John Hughson took his rejection rather sullenly, and Mercedes was more
than ever alone in the old house. She never had had intimate
companions among the young women of the neighborhood, and now they put
the stigma of exclusion upon her. They envied her rejection of a
serious suitor such as John. It was rumored the latter was taking to
liquor, and she was blamed for it. Women often like to have others say
yes to the first man who comes, and not leave old love affairs to
cumber the ground. And girls, however loving to their friends, have
but a cold sympathy for their sex in general.
One person profited by it, and that was old Jamie. He urged Mercedes
nearly every day to alter her decision, and she seemed to like him for
it. Always, now, one saw her walking with him; he became her ally
against a disapproving world.
The next thing that happened was, Jamie's mother fell very ill. He had
to sit with her of nights; and she would look at him fondly (she was
too old and weak to speak much), as if he had been any handsome heir.
Mercedes would sit with them sometimes, and then go into her parlor,
where she would try to play a little, and then, as they supposed,
would read.
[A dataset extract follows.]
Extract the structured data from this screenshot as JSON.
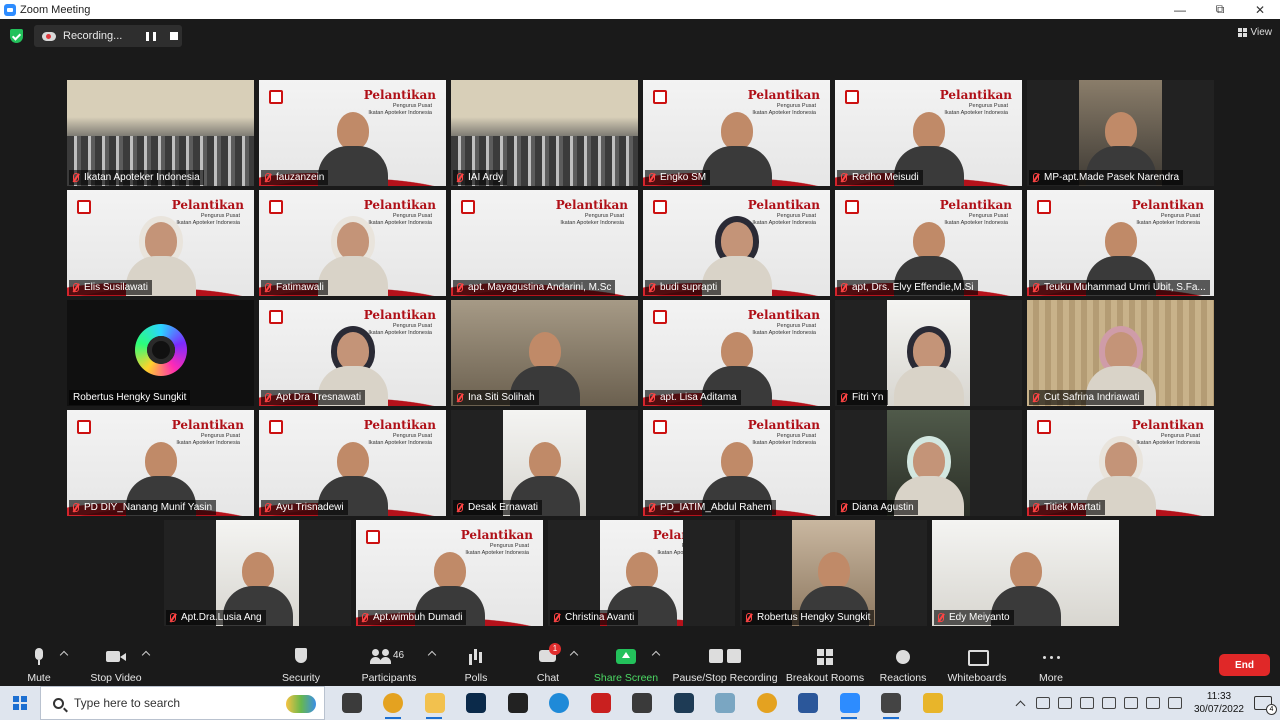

But books, before these realities of life, failed her.
What she really did I hardly know. She wrote one letter to young
Harleston Bowdoin, and he answered it; and then a second, which was
still unanswered.
One night "the mother" spoke to Jamie of the girl: "'Tis a comely
lass. I suppose you're proud you were adopting her?"
Old Jamie's face was always red as a winter apple, but his eyes
blushed. "Anybody'd 'a' done that, mither,--such a lady as she is!"
"What'll ye be doin' of her after I'm gone? The pirate father'll come
a-claimin' of her."
Jamie looked as if the pirate captain then might meet his match.
"Jamie, my son--have ye never thought o' marryin' her your own sel'?